I love working with people who care about books. A single person’s passion can go a long way, and it is endlessly rejuvenating to work in a field where many such passionate people are working for something we all agree matters.
What are its challenges?
We start working on books long before they’re ever in stores, and we continue to keep up with them long after they hit shelves. Sometimes, I forget what year I’m actually in!

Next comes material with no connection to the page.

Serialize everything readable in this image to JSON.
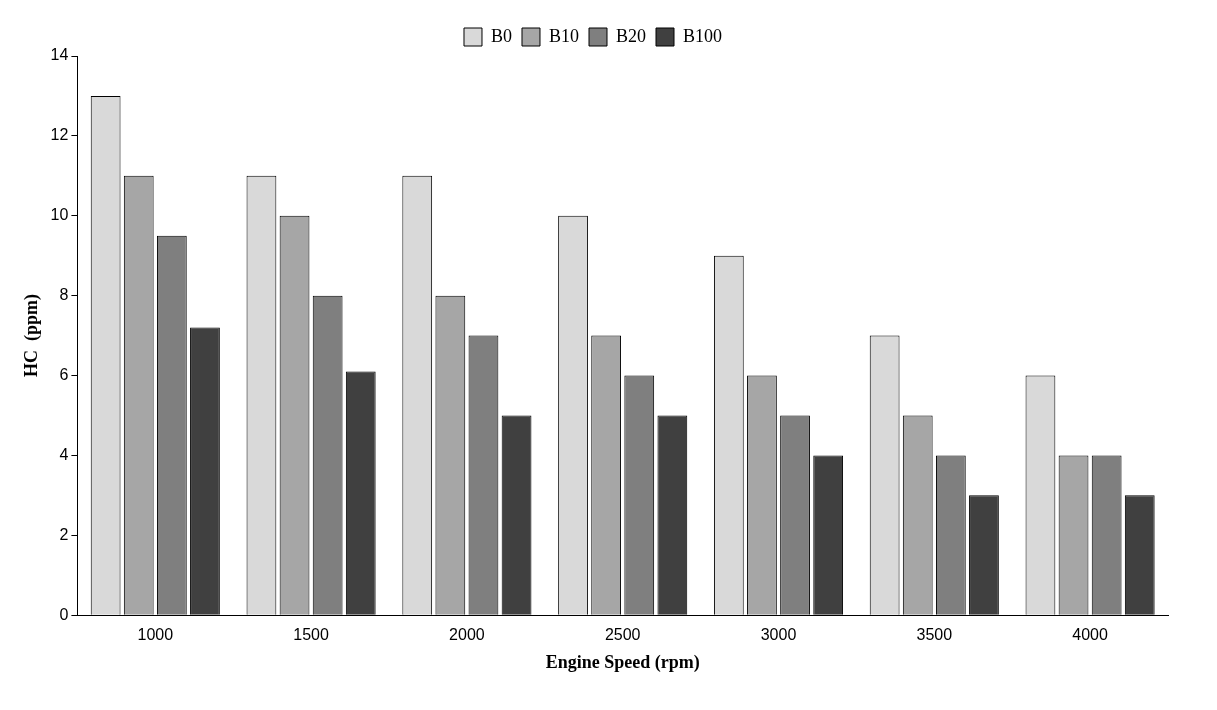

It’s terribly confusing.
What makes Dutton special?
Dutton is one of the oldest continually operating children’s book publishers in the United States, and it is such an honor to be a part of that tradition.
From Winnie-the-Pooh and Judy Blume to Ellen Raskin and Jean Craighead George, Dutton has published some truly incredible books over the years, and I love having names like those to look up to when I’m considering a potential project or working with an author to make our new books stand the same test of time.
Do you have any advice for writers submitting their manuscripts for consideration?
Remember: a strong concept might catch our attention, but we’re still looking for a complete, well-written story.
Take your time and make sure that epiphanous idea is supported by strong characters who grow and change.
It can seem tempting to jump on hot trends when you’re looking to get published, but there will always be room in the marketplace for well-told, satisfying stories, and those are the ones that stand the test of time.
Could you highlight just a few of the recent/upcoming books from the list?
This fall, we’re launching the first in an exciting new trilogy called Matched [by Allyson Condie] that is going to take young readers by storm.
Everyone’s speculating about the future of publishing, especially with regard to e-books. What do you see in the crystal ball?
Publishers do so very much for books. We are gatekeepers, yes, and distributors, too, but we are also value-adders and scale-amplifiers, and I see those roles remaining important even in new media.